Tuesday, November 9, 2010

WaferNEWS Watch: Handicapping LCD capex; WFR's overcast skies

Like its semiconductor cousin, LCD capex is going gangbusters in 2010 (77% growth, vs. ~60% foreseen previously), and Barclays' CJ Muse sees this trend continuing in 2011. LCD capex looks like it'll decline around -15% next year, but that's still good enough to be among the third best years since 2000, driven by Chinese panel makers and LG Display's Gen 8 expansion. 4Q10 will be the trough of the LCD cycle, Muse writes (in terms of panel pricing and glass demand), though lower capex means lower equipment orders and sales through 2011. Look for the biggest impact, he says, on tool suppliers Orbotech (~50% of CY10 sales in LCD), Applied Materials (~10%), Advanced Energy (~6%), and MKS Instruments (~3%), as well as Ulvac (~38% display) and Tokyo Electron (~11%).

And lower spending while capacity surges (19% in 2011, on top of 26% in 2010) means "a relatively healthier environment" for panel makers and suppliers, Muse notes. It's helped that a swarm of capacity expansions into China planned earlier in the year have stalled.

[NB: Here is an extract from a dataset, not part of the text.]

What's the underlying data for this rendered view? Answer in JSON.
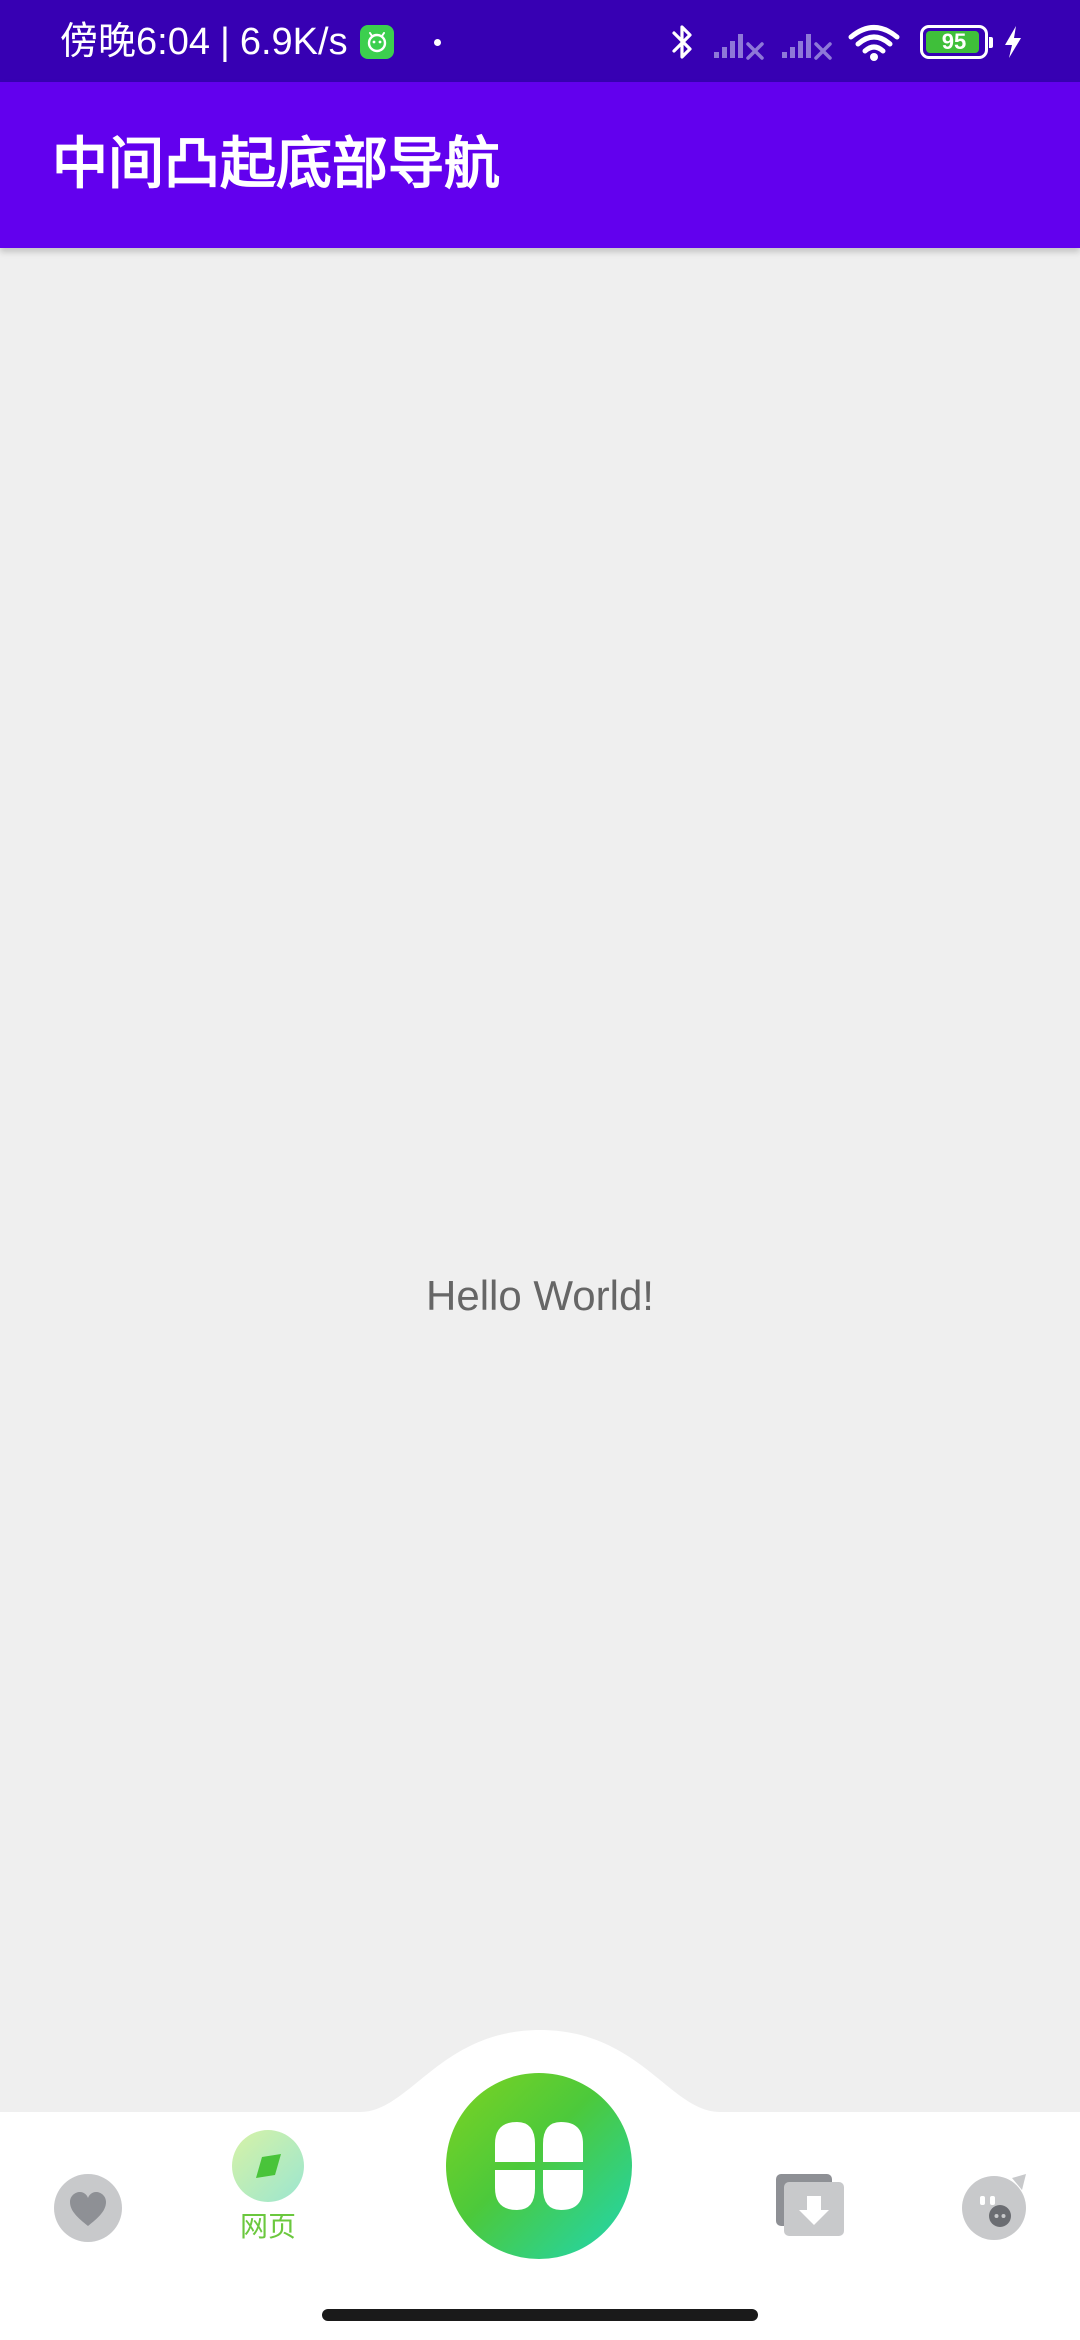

LCD capacity expansion plans. Source: Barclays Capital, company reports, DisplaySearch

Searching for sun in WFR forecasts

MEMC's 3Q10 results fell short of estimates, with margins lagging expectations; look for its solar biz to rise and semi side to sink, notes Deutsche Bank's Peter Kim. "We believe that the semi wafer industry is seeing some headwinds as utilization rates seasonally slow and potentially enter over-supply (as warned by Shin-Etsu last week)," he writes in a research note. While solar is seen as "robust" for several quarters, he sees supply/demand warning signs of potential oversupply in solar wafers. And SunEdison could get more complex, as projects soon coming online will have margins hit by declining FITs in 2011 and 2012.

Others see darker skies, pointing to WFR's inability to pin down a 2010 EPS number, citing the aforementioned SunEdison project complexities (namely its Rovigo project, which is supposed to clear direct sale in 4Q). "That's the worst thing. We're only one quarter out from the end of the year and they can't even guide," notes Oppenheimer analyst Gary Hsueh, quoted by TheStreet.com. "It seemed like the worst last quarter when they said that EPS would miss but couldn't be more specific, yet now they don't have a clue."